Abbiamo l’opportunità di utilizzare questa rete di tubazioni non solo per il gas naturale, ma anche per l'idrogeno e per il biometano, due gas rinnovabili e sostenibili.
L'idrogeno è principalmente un vettore energetico, ossia in grado di immagazzinare energia e quindi concettualmente come l'elettricità. La molecola di idrogeno però (H2) in natura non si trova, bisogna produrla a partire dall’acqua; la produzione di idrogeno oggi costa ancora parecchio ed è per questo che alcuni dubitano del suo potenziale. C’è da riflettere però, perché anche i costi del solare inizialmente erano molto elevati, poi la tecnologia si è sviluppata ed ora è molto competitivo. Stessa cosa sta succedendo con l'idrogeno.
La SNAM sta investendo moltissimo sull'idrogeno e, secondo le loro previsioni, entro il 2024 l'idrogeno verde, cioè ricavato da fonti rinnovabili, comincerà ad essere una realtà sempre più estesa e dal 2026 potrà raggiungere un livello di prezzo competitivo con le fonti fossili.
Una volta messo a punto il sistema, l'idrogeno è pressoché illimitato e può essere trasportato su lunga distanza e stoccato e soprattutto non emette CO2. Nel 2019 la stessa SNAM ha condotto degli esperimenti, con l'immissione di idrogeno al 10% in un tratto di metanodotto. Il risultato è stato positivo, si è visto che funziona, quindi potenzialmente i tubi della rete esistente possono trasportare anche gas rinnovabili.
Il bio metano è un gas rinnovabile perché viene prodotto da biomasse di origine agricola, ossia produzione di gas naturale dallo sterco del bestiame, dalle colture dedicate e dall'organico urbano. E’ sostenibile perché è neutro in termini di CO2 e può ridurre in modo significativo anche le emissioni del settore agricolo, che in Italia rappresentano il 7% delle emissioni di gas serra.

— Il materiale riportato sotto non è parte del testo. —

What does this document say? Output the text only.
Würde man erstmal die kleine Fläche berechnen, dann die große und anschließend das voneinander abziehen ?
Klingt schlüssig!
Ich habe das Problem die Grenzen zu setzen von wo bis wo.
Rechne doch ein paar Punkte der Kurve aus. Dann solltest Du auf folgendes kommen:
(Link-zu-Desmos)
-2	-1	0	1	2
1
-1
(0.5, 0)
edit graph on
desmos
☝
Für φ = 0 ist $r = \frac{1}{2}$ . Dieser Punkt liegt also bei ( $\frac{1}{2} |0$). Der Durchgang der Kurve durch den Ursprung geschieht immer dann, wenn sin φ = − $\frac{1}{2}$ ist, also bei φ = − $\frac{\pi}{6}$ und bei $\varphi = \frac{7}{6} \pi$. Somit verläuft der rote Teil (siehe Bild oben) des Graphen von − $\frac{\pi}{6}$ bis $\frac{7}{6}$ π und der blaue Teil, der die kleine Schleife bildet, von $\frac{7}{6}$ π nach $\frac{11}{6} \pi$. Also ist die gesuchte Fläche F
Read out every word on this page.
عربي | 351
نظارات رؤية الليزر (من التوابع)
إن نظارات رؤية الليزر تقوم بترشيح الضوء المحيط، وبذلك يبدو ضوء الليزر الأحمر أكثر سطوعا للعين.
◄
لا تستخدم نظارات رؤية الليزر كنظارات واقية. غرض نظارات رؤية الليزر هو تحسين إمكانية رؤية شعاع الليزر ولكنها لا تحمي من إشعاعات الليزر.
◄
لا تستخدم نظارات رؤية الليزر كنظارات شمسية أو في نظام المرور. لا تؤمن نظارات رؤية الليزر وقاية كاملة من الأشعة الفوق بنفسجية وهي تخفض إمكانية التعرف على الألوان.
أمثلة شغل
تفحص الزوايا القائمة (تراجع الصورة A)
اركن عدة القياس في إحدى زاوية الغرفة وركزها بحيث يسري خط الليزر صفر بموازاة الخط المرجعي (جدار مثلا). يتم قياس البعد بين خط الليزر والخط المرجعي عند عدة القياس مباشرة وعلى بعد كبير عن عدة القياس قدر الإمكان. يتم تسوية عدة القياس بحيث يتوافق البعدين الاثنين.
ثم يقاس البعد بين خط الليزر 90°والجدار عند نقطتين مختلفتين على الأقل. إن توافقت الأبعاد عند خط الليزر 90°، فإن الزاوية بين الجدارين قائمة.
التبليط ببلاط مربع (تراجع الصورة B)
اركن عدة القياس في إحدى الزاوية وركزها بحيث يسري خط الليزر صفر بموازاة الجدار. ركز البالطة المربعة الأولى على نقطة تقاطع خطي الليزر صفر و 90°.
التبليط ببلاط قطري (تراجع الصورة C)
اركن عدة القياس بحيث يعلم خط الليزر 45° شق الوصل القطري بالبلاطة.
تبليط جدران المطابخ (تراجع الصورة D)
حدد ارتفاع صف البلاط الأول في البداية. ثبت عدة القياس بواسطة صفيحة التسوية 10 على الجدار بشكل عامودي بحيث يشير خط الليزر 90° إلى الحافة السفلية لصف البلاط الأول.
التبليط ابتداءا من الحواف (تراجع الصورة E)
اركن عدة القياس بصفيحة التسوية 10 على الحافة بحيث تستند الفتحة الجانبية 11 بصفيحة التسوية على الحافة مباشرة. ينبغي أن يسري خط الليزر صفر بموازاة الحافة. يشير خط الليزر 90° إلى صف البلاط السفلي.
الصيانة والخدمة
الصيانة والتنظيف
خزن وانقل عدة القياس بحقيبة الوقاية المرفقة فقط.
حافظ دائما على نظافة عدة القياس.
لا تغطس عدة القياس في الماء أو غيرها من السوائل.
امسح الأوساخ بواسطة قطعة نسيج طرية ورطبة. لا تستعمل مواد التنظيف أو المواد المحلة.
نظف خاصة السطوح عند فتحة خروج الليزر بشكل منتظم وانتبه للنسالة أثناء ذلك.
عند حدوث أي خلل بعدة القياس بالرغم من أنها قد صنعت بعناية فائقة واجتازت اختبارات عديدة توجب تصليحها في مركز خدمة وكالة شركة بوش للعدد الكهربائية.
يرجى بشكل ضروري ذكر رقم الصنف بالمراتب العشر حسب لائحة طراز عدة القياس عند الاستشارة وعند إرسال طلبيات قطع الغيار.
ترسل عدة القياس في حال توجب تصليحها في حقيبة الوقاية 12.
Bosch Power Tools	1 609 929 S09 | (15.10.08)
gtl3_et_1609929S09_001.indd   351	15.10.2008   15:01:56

La soluzione per il target di zero carbon entro il 2050 richiede sforzi enormi e non esiste un'unica soluzione, ma un ventaglio di soluzioni.
Di certo si spingerà sul solare e l'eolico, sul biometano, sull'idrogeno, sulla cattura e stoccaggio di CO2. Ma per raggiungere il risultato c’è bisogno anche di una parte di fossile e in questo ambito il gas naturale è quello meno impattante in termini ambientali. A differenza del petrolio e del carbone infatti, il gas naturale dovrebbe essere visto come uno strumento utile alla transizione energetica, che accompagna allo sviluppo delle rinnovabili. Più veloci saremo, prima il fossile scomparirà. Entro il 2050 SNAM prevede di trasportare, nei tubi di cui abbiamo parlato, solo gas rinnovabili.